Automation can mean different things to different people and, historically, some may have been satisfied that an emailed margin call was sufficiently ‘automated’. However, it is important that firms take a broader industry-wide view to understand the full potential for automation.
Taking the negotiation of new IM legal documentation as a starting point for UMR, this can already be negotiated via the Isda Create portal, allowing firms to move away from the legacy exchange of drafts and amendments via email. While the IM calculation itself may be owned by the risk department, firms must ensure this flows directly from the risk engine to the collateral system, allowing firms to automatically monitor exposure (where IM remains below €50 million) or calculate any margin requirements due. An integrated technology approach – often from a single provider – can reduce integration points and deliver more STP.

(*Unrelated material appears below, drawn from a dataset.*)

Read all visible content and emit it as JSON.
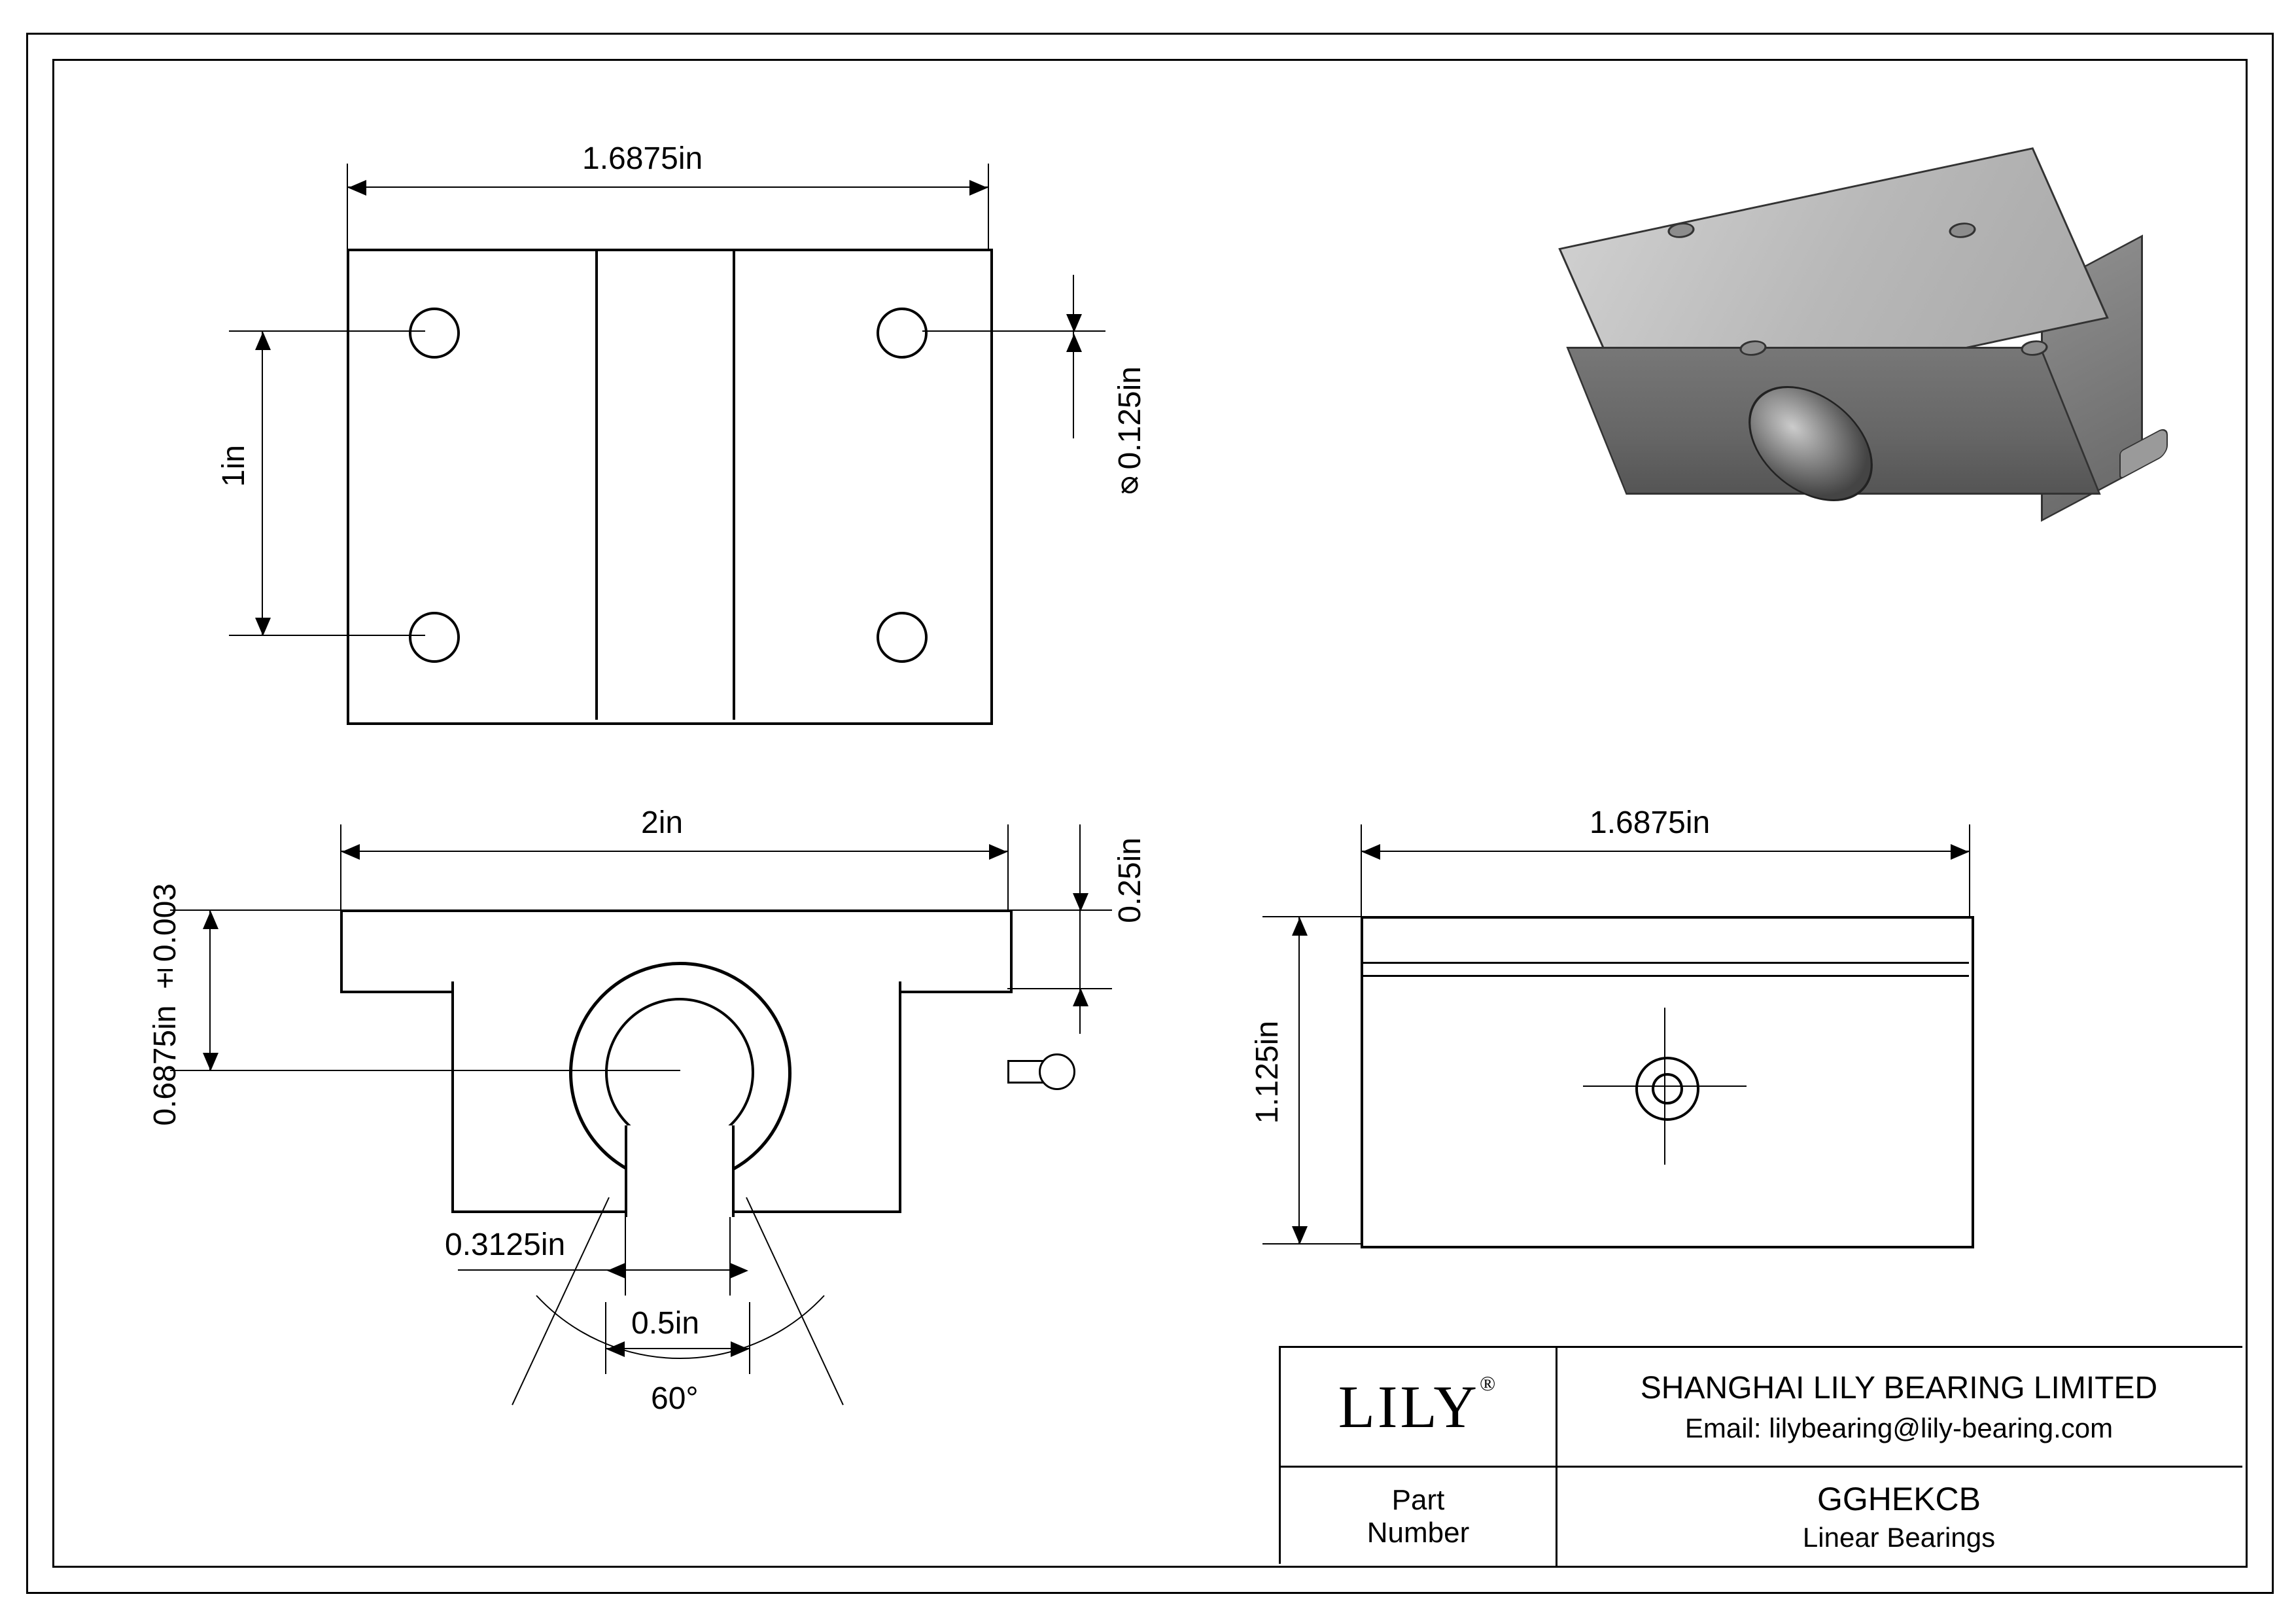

A margin call workflow is another essential tool, providing not just a robust approach to managing calls, but ensuring a clear audit trail too. Central to firms’ workflows should be the use of electronic messaging to exchange calls – email should be used as a last resort. To date, margin messaging has been the norm for exchange of IM calls in earlier phases. Messaging allows firms to maximise STP, supporting real-time exchange of margin calls, which, when combined with workflow automation, means margin calls can be completed in seconds rather than hours. A move away from manual processing should allow firms to automatically send and agree calls and, where required, identify key IM and VM dispute drivers.
The final step in the margin lifecycle is collateral exchange and settlement, which is typically constrained by a manual process to select and pledge collateral, and is further limited by reliance on legacy settlement processes – which, in many cases, still depends on the use of fax or manual booking of payments. Automation enhancements should include leveraging the system to optimise and book collateral movements, as well as synchronising the margin and payments workflows, using Swift for instruction of payments. Not only will this ensure STP and lower the risk of failed payments, but it will increase transparency by providing real-time settlement status – allowing firms to move away from assumed settlement – and the capture of tri-party collateral allocations.
The path to automation
Recent technological advances and broader adherence to industry standards mean the entire margin process can now be automated. Rather than build custom automation, firms can leverage shared infrastructure to fast-track this journey. This approach ensures firms can stay up to date, with immediate access to the latest features, ensuring automation across the margin lifecycle, including connectivity to risk engines, counterparties, reconciliation platforms and custodians.
In addition to the obvious time savings automation can deliver, it can also help firms reduce processing costs and is a critical step towards optimisation – which can itself deliver further collateral cost reductions. From a user perspective, automation can help teams focus on higher-value activities and – by removing the legacy of manual processing – can lead to higher rates of job satisfaction.
The time to act is now
Used wisely, automation can deliver increased efficiency and greater time savings across all margin activities. By focusing on the entire collateral process – rather than purely IM – firms can achieve quick returns on their current VM processes, creating more bandwidth to help prepare for UMR and cope with increased challenges after the September 1 deadline.
Tools to help firms solve these common problems are widely available, while greater use of shared services and industry standards means the cost of change may quickly be recouped.